SAVeS: Steering Safety Judgments in Vision-Language Models via Semantic Cues
Carlos Hinojosa 1, Clemens Grange 1,2, Bernard Ghanem 1
Published on arXiv
2603.19092
Input Manipulation Attack
OWASP ML Top 10 — ML01
Prompt Injection
OWASP LLM Top 10 — LLM01
Key Finding
VLM safety judgments can be systematically manipulated via semantic cues, revealing reliance on learned associations rather than grounded visual understanding across multiple state-of-the-art models
Semantic Steering Framework
Novel technique introduced
Vision-language models (VLMs) are increasingly deployed in real-world and embodied settings where safety decisions depend on visual context. However, it remains unclear which visual evidence drives these judgments. We study whether multimodal safety behavior in VLMs can be steered by simple semantic cues. We introduce a semantic steering framework that applies controlled textual, visual, and cognitive interventions without changing the underlying scene content. To evaluate these effects, we propose SAVeS, a benchmark for situational safety under semantic cues, together with an evaluation protocol that separates behavioral refusal, grounded safety reasoning, and false refusals.

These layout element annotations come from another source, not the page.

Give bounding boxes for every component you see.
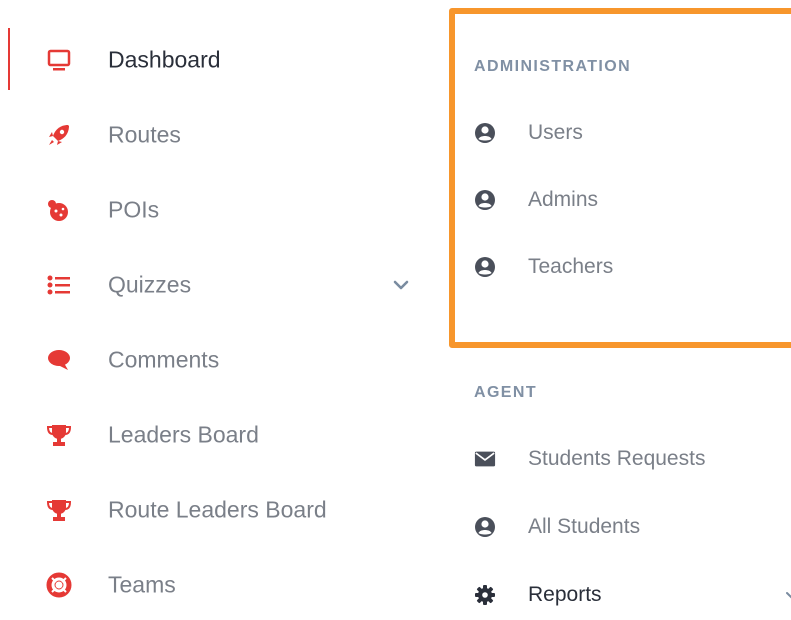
nav-item-quizzes[interactable]: Quizzes <box>0 258 430 312</box>
admin-label-teachers: Teachers <box>528 255 614 278</box>
nav-label-teams: Teams <box>108 571 176 598</box>
admin-label-users: Users <box>528 121 583 144</box>
comment-icon <box>46 347 72 373</box>
section-title-agent: AGENT <box>474 384 537 401</box>
admin-label-admins: Admins <box>528 188 599 211</box>
nav-label-routes: Routes <box>108 121 181 148</box>
admin-item-teachers[interactable]: Teachers <box>460 242 791 292</box>
user-circle-icon <box>474 516 496 538</box>
life-ring-icon <box>46 572 72 598</box>
list-icon <box>46 272 72 298</box>
nav-label-comments: Comments <box>108 346 220 373</box>
nav-label-quizzes: Quizzes <box>108 271 192 298</box>
agent-item-reports[interactable]: Reports <box>460 570 791 620</box>
agent-label-all-students: All Students <box>528 515 641 538</box>
admin-item-users[interactable]: Users <box>460 108 791 158</box>
user-circle-icon <box>474 256 496 278</box>
nav-label-pois: POIs <box>108 196 160 223</box>
agent-item-students-requests[interactable]: Students Requests <box>460 434 791 484</box>
nav-item-route-leaders-board[interactable]: Route Leaders Board <box>0 483 430 537</box>
rocket-icon <box>46 122 72 148</box>
nav-item-routes[interactable]: Routes <box>0 108 430 162</box>
nav-label-leaders-board: Leaders Board <box>108 421 259 448</box>
nav-item-leaders-board[interactable]: Leaders Board <box>0 408 430 462</box>
gear-icon <box>474 584 496 606</box>
trophy-icon <box>46 497 72 523</box>
nav-label-route-leaders-board: Route Leaders Board <box>108 496 327 523</box>
nav-item-dashboard[interactable]: Dashboard <box>0 33 430 87</box>
chevron-down-icon[interactable] <box>392 278 410 292</box>
globe-pin-icon <box>46 197 72 223</box>
nav-item-pois[interactable]: POIs <box>0 183 430 237</box>
admin-item-admins[interactable]: Admins <box>460 175 791 225</box>
section-title-administration: ADMINISTRATION <box>474 58 632 75</box>
left-sidebar-nav: Dashboard Routes POIs Quizzes Comments L… <box>0 0 440 606</box>
agent-label-students-requests: Students Requests <box>528 447 706 470</box>
nav-item-teams[interactable]: Teams <box>0 558 430 612</box>
agent-item-all-students[interactable]: All Students <box>460 502 791 552</box>
monitor-icon <box>46 47 72 73</box>
chevron-down-icon[interactable] <box>786 589 791 601</box>
nav-label-dashboard: Dashboard <box>108 46 221 73</box>
envelope-icon <box>474 448 496 470</box>
agent-label-reports: Reports <box>528 583 602 606</box>
user-circle-icon <box>474 189 496 211</box>
nav-item-comments[interactable]: Comments <box>0 333 430 387</box>
user-circle-icon <box>474 122 496 144</box>
trophy-icon <box>46 422 72 448</box>
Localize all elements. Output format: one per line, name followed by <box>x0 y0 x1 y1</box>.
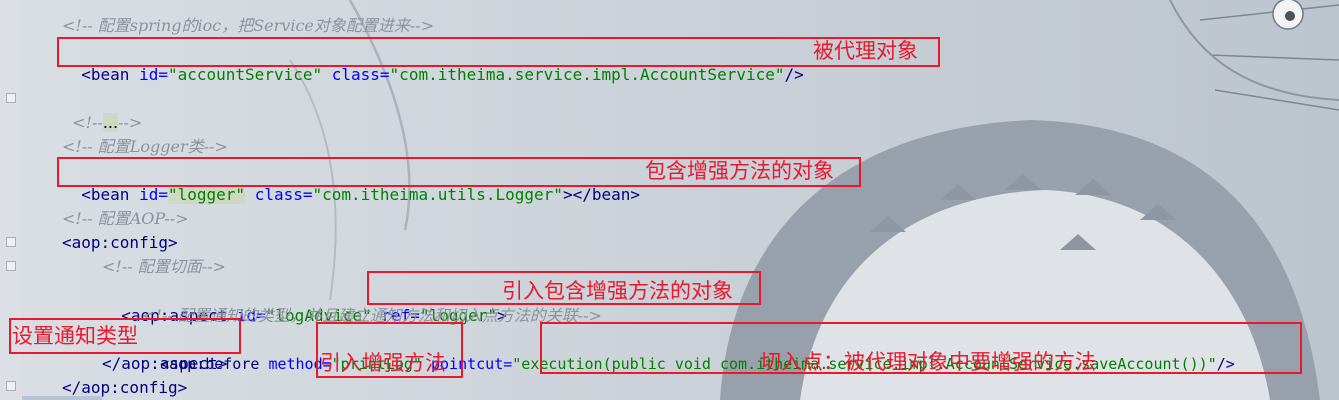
xml-tag: <bean <box>81 65 130 84</box>
fold-marker-icon[interactable] <box>6 261 16 271</box>
comment-close: --> <box>118 113 143 132</box>
comment-aop: <!-- 配置AOP--> <box>62 209 189 228</box>
code-line-aop-config-close: </aop:config> <box>62 378 188 397</box>
collapsed-fold-line[interactable]: <!--...--> <box>62 87 142 132</box>
xml-value: "com.itheima.utils.Logger" <box>312 185 563 204</box>
xml-attribute: class= <box>331 65 390 84</box>
fold-marker-icon[interactable] <box>6 237 16 247</box>
folded-placeholder[interactable]: ... <box>102 113 119 132</box>
xml-value: "com.itheima.service.impl.AccountService… <box>389 65 785 84</box>
xml-value: "accountService" <box>167 65 323 84</box>
annotation-ref-enhance-method: 引入增强方法 <box>320 351 446 375</box>
code-line-aop-config-open: <aop:config> <box>62 233 178 252</box>
annotation-advice-type: 设置通知类型 <box>12 324 138 348</box>
xml-tag: <bean <box>81 185 130 204</box>
code-line-aop-aspect-close: </aop:aspect> <box>102 354 228 373</box>
xml-attribute: id= <box>139 185 168 204</box>
annotation-box-proxied-bean <box>57 37 940 67</box>
annotation-proxied-object: 被代理对象 <box>813 39 918 63</box>
fold-marker-icon[interactable] <box>6 93 16 103</box>
xml-value: "logger" <box>167 185 246 204</box>
annotation-ref-enhance-object: 引入包含增强方法的对象 <box>502 279 733 303</box>
annotation-enhance-object: 包含增强方法的对象 <box>645 159 834 183</box>
comment-logger: <!-- 配置Logger类--> <box>62 137 228 156</box>
comment-aspect: <!-- 配置切面--> <box>102 257 226 276</box>
xml-attribute: id= <box>139 65 168 84</box>
comment-open: <!-- <box>72 113 103 132</box>
fold-marker-icon[interactable] <box>6 381 16 391</box>
comment-spring-ioc: <!-- 配置spring的ioc，把Service对象配置进来--> <box>62 16 435 35</box>
xml-tag-close: ></bean> <box>562 185 640 204</box>
xml-tag-close: /> <box>784 65 804 84</box>
annotation-pointcut: 切入点：被代理对象中要增强的方法 <box>760 350 1096 374</box>
xml-attribute: class= <box>254 185 313 204</box>
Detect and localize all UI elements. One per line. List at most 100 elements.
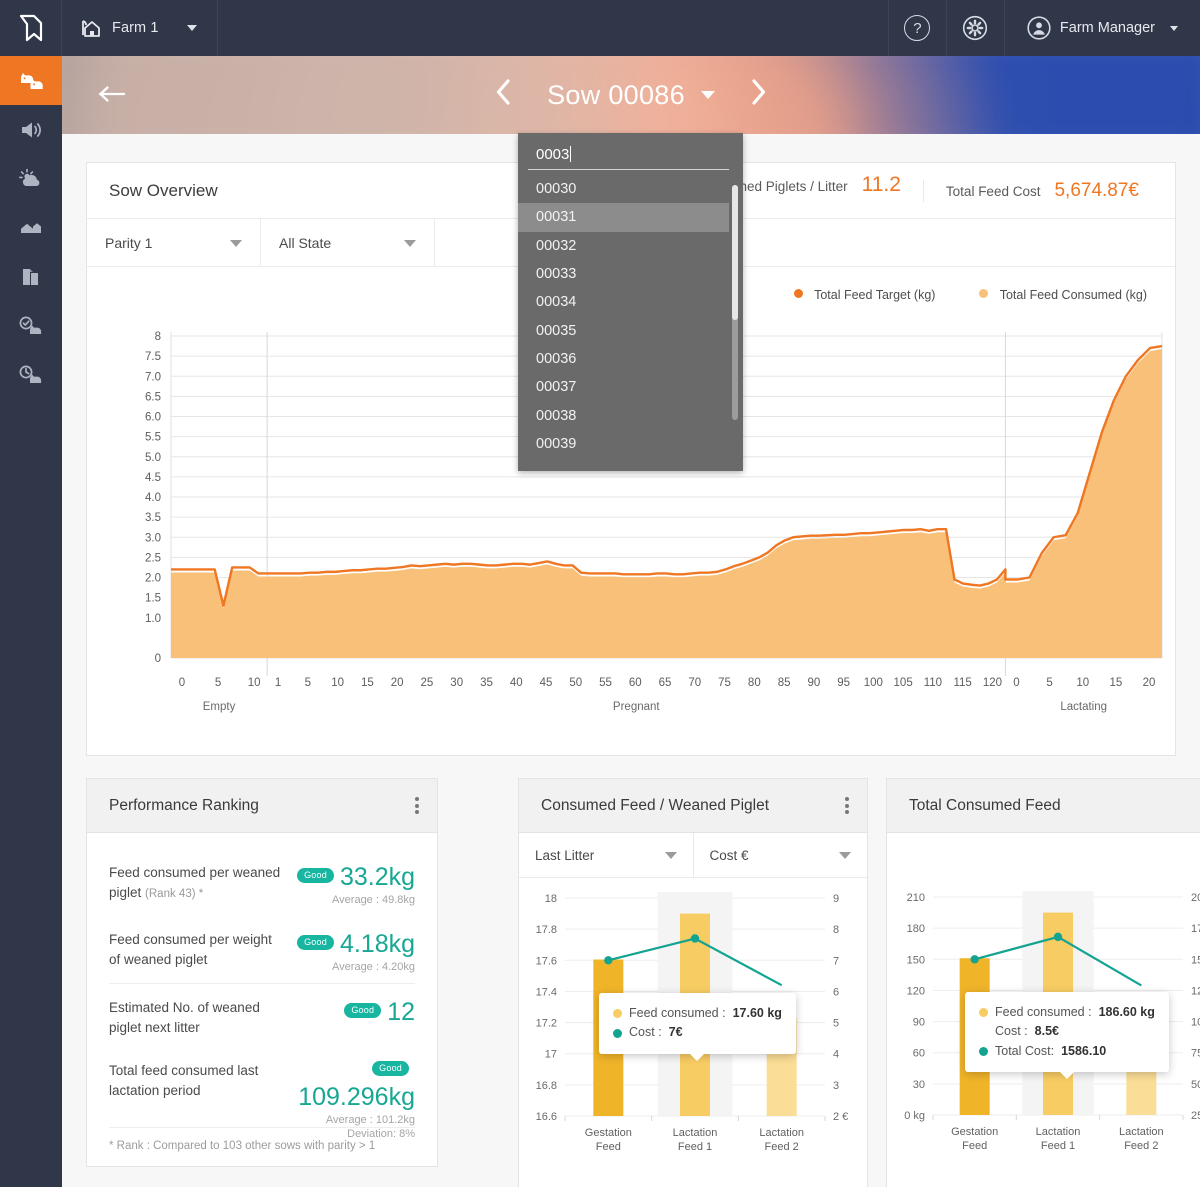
card-menu-button[interactable] xyxy=(845,795,849,817)
sow-option[interactable]: 00038 xyxy=(518,401,743,429)
user-circle-icon xyxy=(1027,16,1051,40)
svg-text:45: 45 xyxy=(540,677,553,689)
svg-text:105: 105 xyxy=(894,677,913,689)
pig-check-icon xyxy=(18,315,44,337)
sidebar-item-barn[interactable] xyxy=(0,203,62,252)
help-button[interactable]: ? xyxy=(888,0,946,56)
sow-pigs-icon xyxy=(18,70,44,92)
svg-text:20: 20 xyxy=(391,677,404,689)
svg-text:500: 500 xyxy=(1191,1079,1200,1091)
svg-text:0 kg: 0 kg xyxy=(904,1110,925,1122)
sow-option[interactable]: 00031 xyxy=(518,203,729,231)
svg-text:150: 150 xyxy=(907,954,925,966)
sidebar-item-announcements[interactable] xyxy=(0,105,62,154)
svg-text:Empty: Empty xyxy=(203,701,236,713)
svg-text:7.0: 7.0 xyxy=(145,371,161,383)
sow-select-dropdown[interactable]: 0003 00030000310003200033000340003500036… xyxy=(518,133,743,471)
prev-sow-button[interactable] xyxy=(495,79,513,112)
sow-option[interactable]: 00039 xyxy=(518,430,743,458)
next-sow-button[interactable] xyxy=(749,79,767,112)
state-select[interactable]: All State xyxy=(261,219,435,267)
svg-text:30: 30 xyxy=(913,1079,925,1091)
svg-text:4.0: 4.0 xyxy=(145,492,161,504)
svg-text:6.5: 6.5 xyxy=(145,391,161,403)
consumed-feed-per-piglet-card: Consumed Feed / Weaned Piglet Last Litte… xyxy=(518,778,868,1187)
sidebar-item-sow-history[interactable] xyxy=(0,350,62,399)
svg-text:75: 75 xyxy=(718,677,731,689)
hero-content: Sow 00086 xyxy=(62,56,1200,134)
svg-text:1.5: 1.5 xyxy=(145,593,161,605)
sidebar-item-buildings[interactable] xyxy=(0,252,62,301)
svg-text:Lactation: Lactation xyxy=(759,1127,804,1139)
sow-option[interactable]: 00034 xyxy=(518,288,743,316)
legend-item-target: Total Feed Target (kg) xyxy=(794,288,936,302)
svg-text:7.5: 7.5 xyxy=(145,351,161,363)
svg-text:1250: 1250 xyxy=(1191,985,1200,997)
tooltip-cost-label: Cost : xyxy=(629,1023,662,1042)
svg-text:15: 15 xyxy=(1109,677,1122,689)
svg-text:60: 60 xyxy=(629,677,642,689)
perf-average: Average : 4.20kg xyxy=(297,961,415,973)
sow-option[interactable]: 00030 xyxy=(518,175,743,203)
top-bar: Farm 1 ? Fa xyxy=(0,0,1200,56)
svg-text:18: 18 xyxy=(545,893,557,905)
svg-text:120: 120 xyxy=(983,677,1002,689)
tooltip-tail xyxy=(1059,1071,1075,1079)
svg-text:10: 10 xyxy=(1076,677,1089,689)
sow-hero-banner: Sow 00086 xyxy=(62,56,1200,134)
perf-value: 33.2kg xyxy=(340,863,415,892)
dropdown-scrollbar[interactable] xyxy=(732,185,738,420)
perf-label: Total feed consumed last lactation perio… xyxy=(109,1061,284,1100)
sow-search-input[interactable]: 0003 xyxy=(518,133,743,175)
weather-cloud-sun-icon xyxy=(18,168,44,190)
farm-selector[interactable]: Farm 1 xyxy=(62,0,218,56)
sidebar-item-climate[interactable] xyxy=(0,154,62,203)
svg-text:15: 15 xyxy=(361,677,374,689)
sow-option[interactable]: 00033 xyxy=(518,260,743,288)
sow-option-list[interactable]: 0003000031000320003300034000350003600037… xyxy=(518,175,743,458)
tooltip-dot-icon xyxy=(979,1008,988,1017)
svg-text:Feed 1: Feed 1 xyxy=(1041,1140,1075,1152)
total-consumed-feed-chart: 2102000180175015015001201250901000607503… xyxy=(887,833,1200,1172)
svg-text:210: 210 xyxy=(907,892,925,904)
kpi-total-feed-cost: Total Feed Cost 5,674.87€ xyxy=(923,180,1161,202)
svg-text:100: 100 xyxy=(864,677,883,689)
megaphone-icon xyxy=(18,119,44,141)
caret-down-icon[interactable] xyxy=(701,91,715,99)
svg-text:Feed 2: Feed 2 xyxy=(765,1141,799,1153)
sidebar-item-sow[interactable] xyxy=(0,56,62,105)
svg-text:Lactation: Lactation xyxy=(1036,1126,1081,1138)
help-circle-icon: ? xyxy=(904,15,930,41)
svg-text:80: 80 xyxy=(748,677,761,689)
sidebar-item-sow-checked[interactable] xyxy=(0,301,62,350)
perf-average: Average : 49.8kg xyxy=(297,894,415,906)
svg-text:Lactation: Lactation xyxy=(1119,1126,1164,1138)
status-badge: Good xyxy=(297,935,334,950)
svg-text:90: 90 xyxy=(913,1017,925,1029)
app-logo[interactable] xyxy=(0,0,62,56)
sow-option[interactable]: 00036 xyxy=(518,345,743,373)
litter-select[interactable]: Last Litter xyxy=(519,833,694,877)
settings-button[interactable] xyxy=(946,0,1004,56)
tooltip-tail xyxy=(689,1053,705,1061)
parity-select[interactable]: Parity 1 xyxy=(87,219,261,267)
card-title: Total Consumed Feed xyxy=(909,797,1061,815)
svg-text:4.5: 4.5 xyxy=(145,472,161,484)
svg-text:0: 0 xyxy=(179,677,185,689)
cost-select[interactable]: Cost € xyxy=(694,833,868,877)
sow-option[interactable]: 00032 xyxy=(518,232,743,260)
svg-text:40: 40 xyxy=(510,677,523,689)
cost-select-value: Cost € xyxy=(710,848,749,863)
svg-text:17: 17 xyxy=(545,1049,557,1061)
card-menu-button[interactable] xyxy=(415,795,419,817)
svg-text:8: 8 xyxy=(833,924,839,936)
sow-option[interactable]: 00035 xyxy=(518,316,743,344)
svg-text:Gestation: Gestation xyxy=(951,1126,998,1138)
performance-ranking-card: Performance Ranking Feed consumed per we… xyxy=(86,778,438,1167)
chevron-down-icon xyxy=(404,240,416,247)
user-menu[interactable]: Farm Manager xyxy=(1004,0,1200,56)
legend-item-consumed: Total Feed Consumed (kg) xyxy=(979,288,1147,302)
sow-option[interactable]: 00037 xyxy=(518,373,743,401)
tooltip-cost-label: Cost : xyxy=(995,1022,1028,1041)
svg-text:Lactation: Lactation xyxy=(673,1127,718,1139)
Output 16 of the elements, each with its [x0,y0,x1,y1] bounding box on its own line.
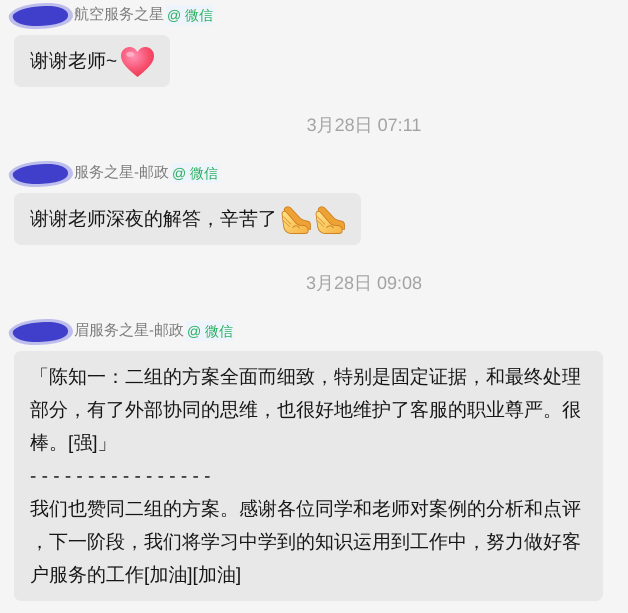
source-tag: @ 微信 [171,163,220,183]
message-text: - - - - - - - - - - - - - - - - [30,465,210,489]
timestamp: 3月28日 07:11 [306,114,422,136]
praying-hands-icon [315,206,345,234]
message-text: 谢谢老师~ [30,50,118,74]
source-tag: @ 微信 [166,5,214,25]
message-text: 谢谢老师深夜的解答，辛苦了 [30,208,277,232]
sender-name: 航空服务之星 [74,5,164,25]
message-text: 我们也赞同二组的方案。感谢各位同学和老师对案例的分析和点评，下一阶段，我们将学习中学到的知识运用到工作中，努力做好客户服务的工作[加油][加油] [30,498,582,588]
message-text: 「陈知一：二组的方案全面而细致，特别是固定证据，和最终处理部分，有了外部协同的思维，也很好地维护了客服的职业尊严。很棒。[强]」 [30,366,582,456]
source-tag: @ 微信 [186,321,234,341]
sender-name: 眉服务之星-邮政 [74,321,184,341]
heart-icon [121,46,154,76]
timestamp: 3月28日 09:08 [306,272,422,294]
praying-hands-icon [281,206,311,234]
sender-name: 服务之星-邮政 [74,163,169,183]
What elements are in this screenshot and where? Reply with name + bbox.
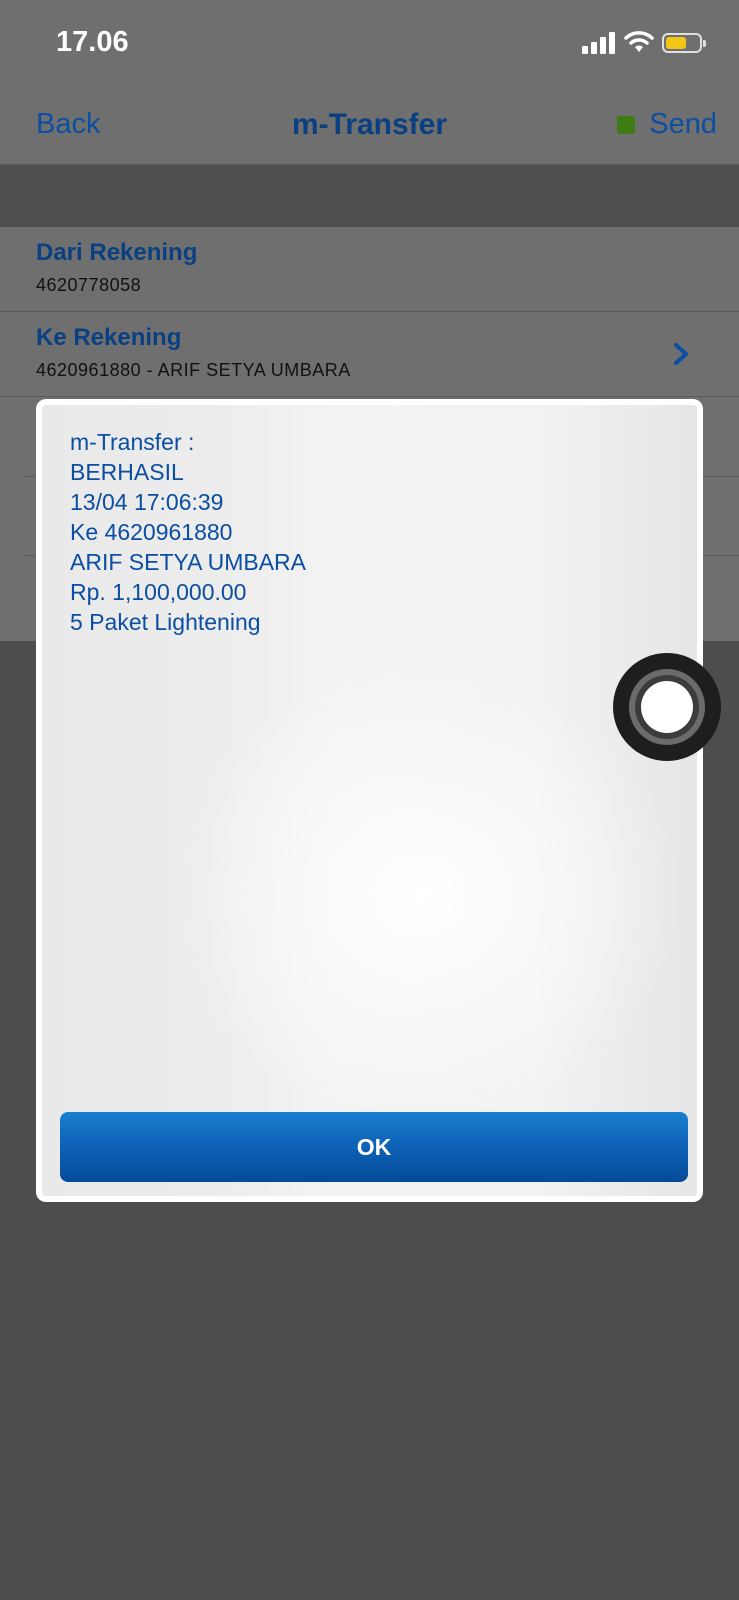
assistive-touch-icon[interactable] [613,653,721,761]
status-time: 17.06 [56,26,129,58]
result-message: m-Transfer : BERHASIL 13/04 17:06:39 Ke … [70,427,306,637]
send-label: Send [649,108,717,140]
ok-button[interactable]: OK [60,1112,688,1182]
from-account-row[interactable]: Dari Rekening 4620778058 [0,227,739,312]
message-line: ARIF SETYA UMBARA [70,549,307,575]
message-line: m-Transfer : [70,429,195,455]
to-account-value: 4620961880 - ARIF SETYA UMBARA [36,360,351,380]
from-account-label: Dari Rekening [36,239,198,266]
message-line: 5 Paket Lightening [70,609,261,635]
message-line: Rp. 1,100,000.00 [70,579,247,605]
message-line: 13/04 17:06:39 [70,489,224,515]
from-account-value: 4620778058 [36,275,142,295]
send-button[interactable]: Send [617,108,717,141]
chevron-right-icon [674,343,688,365]
result-dialog: m-Transfer : BERHASIL 13/04 17:06:39 Ke … [36,399,703,1202]
message-line: BERHASIL [70,459,184,485]
dialog-content: m-Transfer : BERHASIL 13/04 17:06:39 Ke … [42,405,697,1196]
section-spacer [0,165,739,227]
navigation-bar: Back m-Transfer Send [0,92,739,165]
status-bar: 17.06 [0,0,739,92]
send-status-indicator [617,115,636,134]
message-line: Ke 4620961880 [70,519,233,545]
to-account-row[interactable]: Ke Rekening 4620961880 - ARIF SETYA UMBA… [0,312,739,397]
battery-icon [662,33,706,53]
to-account-label: Ke Rekening [36,324,182,351]
signal-icon [582,32,618,54]
wifi-icon [624,31,654,52]
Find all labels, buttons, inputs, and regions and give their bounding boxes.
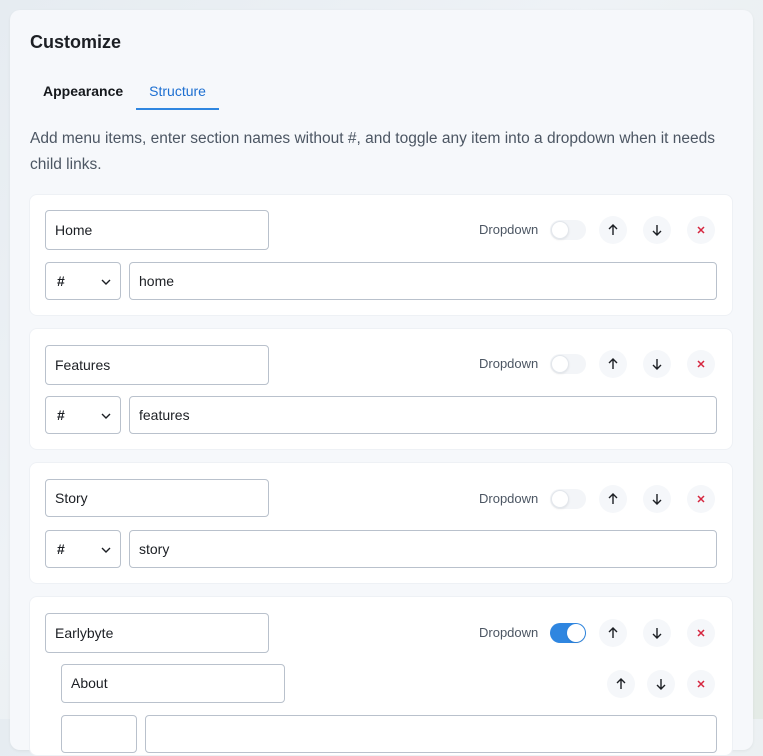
arrow-up-icon (616, 678, 626, 689)
child-remove-button[interactable] (687, 670, 715, 698)
customize-panel: Customize Appearance Structure Add menu … (10, 10, 753, 756)
chevron-down-icon (101, 547, 111, 553)
arrow-up-icon (608, 493, 618, 504)
arrow-down-icon (656, 679, 666, 690)
move-up-button[interactable] (599, 216, 627, 244)
move-down-button[interactable] (643, 350, 671, 378)
move-down-button[interactable] (643, 619, 671, 647)
move-up-button[interactable] (599, 350, 627, 378)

Experiments across multiple VLMs and an additional state-of-the-art benchmark show that safety decisions are highly sensitive to semantic cues, indicating reliance on learned visual-linguistic associations rather than grounded visual understanding. We further demonstrate that automated steering pipelines can exploit these mechanisms, highlighting a potential vulnerability in multimodal safety systems.
Key Contributions
- Introduces SAVeS benchmark for evaluating situational safety under semantic cues with protocol separating behavioral refusal, grounded reasoning, and false refusals
- Demonstrates VLM safety decisions are highly sensitive to semantic cues (textual, visual, cognitive) without changing underlying scene content
- Shows automated steering pipelines can exploit learned visual-linguistic associations to bypass multimodal safety systems
🛡️ Threat Analysis
The paper demonstrates semantic manipulation attacks on VLM safety systems using textual and visual interventions that cause the model to change safety decisions without altering scene content—this is input manipulation causing incorrect safety outputs at inference time.